Earlier this month, Australia’s communication watchdog, the Australian Communications and Media Authority (ACMA), launched its own investigation, which remains ongoing. The regulator said it would focus on Telstra’s obligations as the Emergency Call Person to transfer emergency calls to police, fire, and ambulance services.
Those findings will be made public.
Australia’s triple zero system is under scrutiny amid multiple recent failures. As this masthead first reported, there are concerns that nearly 1 million mobile phones will be unable to call triple-zero emergency services when the nation’s 3G network is switched off this year.
Meanwhile, during last year’s mass Optus outage, more than 2000 Optus customers were unable to get through to triple zero over a 16-hour period.
Then-Optus chief Kelly Bayer Rosmarin told a Senate inquiry last year that more than 200 triple-zero emergency calls were unable to connect during the November 8 outage, then revealing in January that the real number was more than 10 times higher.

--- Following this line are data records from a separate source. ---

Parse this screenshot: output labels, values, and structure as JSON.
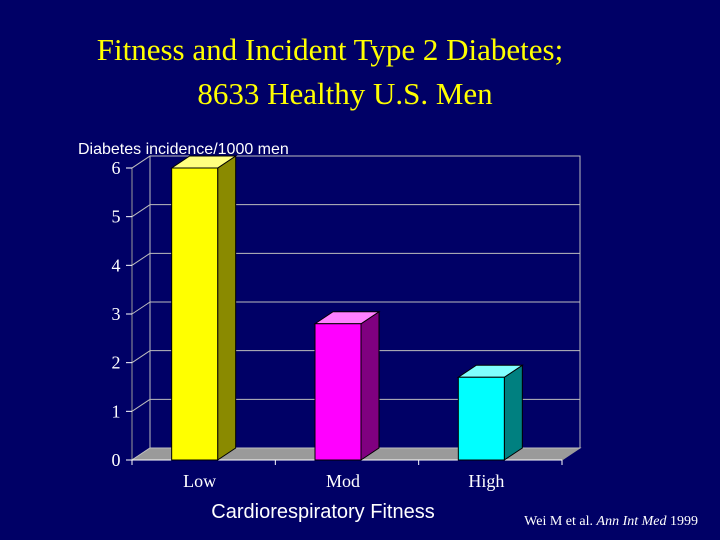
{
  "slide": {
    "title_line1": "Fitness and Incident Type 2 Diabetes;",
    "title_line2": "8633 Healthy U.S. Men",
    "citation_author": "Wei M et al. ",
    "citation_journal": "Ann Int Med",
    "citation_year": " 1999"
  },
  "colors": {
    "background": "#000066",
    "title": "#ffff00",
    "axis_text": "#ffffff"
  },
  "chart_data": {
    "type": "bar",
    "title": "",
    "ylabel": "Diabetes incidence/1000 men",
    "xlabel": "Cardiorespiratory Fitness",
    "categories": [
      "Low",
      "Mod",
      "High"
    ],
    "values": [
      6.0,
      2.8,
      1.7
    ],
    "ylim": [
      0,
      6
    ],
    "yticks": [
      "0",
      "1",
      "2",
      "3",
      "4",
      "5",
      "6"
    ],
    "grid": true,
    "style": "3d-column",
    "bar_colors": [
      {
        "front": "#ffff00",
        "side": "#8a8a00",
        "top": "#ffff80"
      },
      {
        "front": "#ff00ff",
        "side": "#800080",
        "top": "#ff80ff"
      },
      {
        "front": "#00ffff",
        "side": "#008080",
        "top": "#80ffff"
      }
    ]
  }
}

“We don’t manage the triple-zero system. It’s a very complex system that involves all the carriers … We’re still investigating that, and we’re really happy that the ACMA has called an investigation into why this did not work,” Bayer Rosmarin said at the time.
Bayer Rosmarin resigned days after the outage, and Optus is yet to appoint a replacement.
The ACMA is also currently conducting an independent investigation into Optus’ compliance with triple-zero regulations.